Throughout the month of September, members of the committee struck in January to address crime reduction and public safety, will sit down with community groups and ask for feedback on the draft of recommendations to be presented to council.
The recommendations are the result of four months of studying the award-winning crime reduction strategy from Surrey and taking inventory of existing local initiatives to find the gaps in service.
Using the Surrey model as an outline, the seven recommendations fall under four categories.
In the prevent and deter strand, the committee is proposing a project to focus on combining services to better serve high-risk Prince George youth as well as implementing CUPE BC's City Watch program. The union-led campaign gets employees - who are already out in the community - working with local government and police to keep an eye out for and report suspicious activity.
Under the apprehend and prosecute category, the RCMP would work with the city's GIS resources to identify and map crime 'hot spots' around the city and target them with police, bylaw and fire services where necessary.
This would enhance work already being done on prolific offenders by the RCMP, said supt. Eric Stubbs.
"Insp. [Brad] Anderson has really led this initiative of identifying problematic properties as well as offenders and really doing a full court press on those particular areas or people, if needed," he said, also noting the RCMP doesn't have some of the mapping technology that the city has.
Implementing a graffiti reporting and removal program in partnership with agencies providing community services opportunities for offenders is a recommendation that falls under rehabilitate and reintegrate.
And to measure perception and reality of crime, the committee wants the city to undertake a survey of residents to gather accurate information about personal safety so that tailored action can be taken to address groups with the most fear or vulnerability.
The last time such a study was done was a 1999 UNBC survey by the Institute for Social Research and Evaluation.
"It's some really good data, but it's dated data," said communications and citizen engagement manager Chris Bone.
The mayor acknowledged that though the term of the committee is limited, crime reduction isn't something that's going to begin and end with the group's recommendations.
"You're never going to have 100 per cent crime-free community... I think it's always going to be something you have an ongoing challenge with," said Shari Green, adding she didn't want false expectations that the committee's work would be the cure-all for Prince George crime.

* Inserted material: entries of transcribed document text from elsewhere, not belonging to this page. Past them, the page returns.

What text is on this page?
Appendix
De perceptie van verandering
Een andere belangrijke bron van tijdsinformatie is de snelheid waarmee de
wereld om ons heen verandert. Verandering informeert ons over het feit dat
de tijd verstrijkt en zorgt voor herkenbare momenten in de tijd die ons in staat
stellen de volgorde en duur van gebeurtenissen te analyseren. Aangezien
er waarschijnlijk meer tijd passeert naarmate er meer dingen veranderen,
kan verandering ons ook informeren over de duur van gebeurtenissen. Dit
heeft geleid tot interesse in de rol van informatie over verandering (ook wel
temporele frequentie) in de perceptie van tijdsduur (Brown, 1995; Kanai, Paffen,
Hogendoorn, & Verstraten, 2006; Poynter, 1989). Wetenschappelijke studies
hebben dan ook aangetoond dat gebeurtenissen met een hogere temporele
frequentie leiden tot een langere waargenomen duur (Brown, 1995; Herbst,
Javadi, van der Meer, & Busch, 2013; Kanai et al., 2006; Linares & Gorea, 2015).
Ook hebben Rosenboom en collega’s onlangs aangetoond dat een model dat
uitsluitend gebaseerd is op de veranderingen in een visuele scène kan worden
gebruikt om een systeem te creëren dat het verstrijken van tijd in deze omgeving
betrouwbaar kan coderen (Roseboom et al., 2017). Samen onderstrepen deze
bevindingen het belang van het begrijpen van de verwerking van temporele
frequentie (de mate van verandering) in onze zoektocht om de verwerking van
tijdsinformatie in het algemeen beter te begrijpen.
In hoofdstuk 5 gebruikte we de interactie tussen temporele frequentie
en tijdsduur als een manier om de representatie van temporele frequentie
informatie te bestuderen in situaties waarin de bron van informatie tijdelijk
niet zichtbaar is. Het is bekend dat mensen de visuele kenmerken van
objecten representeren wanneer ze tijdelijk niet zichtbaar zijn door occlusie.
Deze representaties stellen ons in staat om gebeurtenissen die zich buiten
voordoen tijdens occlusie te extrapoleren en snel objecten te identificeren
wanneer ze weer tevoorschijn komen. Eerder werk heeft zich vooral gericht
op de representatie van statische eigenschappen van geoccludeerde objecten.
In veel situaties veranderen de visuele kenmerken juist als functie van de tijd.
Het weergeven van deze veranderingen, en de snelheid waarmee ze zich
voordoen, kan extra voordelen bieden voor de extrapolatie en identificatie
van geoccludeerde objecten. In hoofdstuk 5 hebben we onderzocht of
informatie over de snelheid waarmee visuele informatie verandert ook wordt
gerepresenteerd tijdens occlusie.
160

Committee members will be asking for feedback on the existing recommendations as well as on what they may have missed.
"This isn't a one-way out communication strategy," Green said, noting that after the recommendations have gone to council, there will be further work.
Key to the recommendations were a set of criteria that limit the initiatives to those with costs that aren't ongoing in nature, have measurable outcomes, is within the city's mandate and jurisdiction and doesn't already exist through another service provider.
An overview of the recommendations as well as the presentation created for those meetings are on the city website at http://www.princegeorge.ca/cityhall/committees/crimetaskforce. An online comment form is also available.
Feedback will be collected until the end of the month, at which point the committee will reconvene to discuss the comments and put together a revised or final set of recommendations to present to council at an Oct. 28 committee of the whole meeting.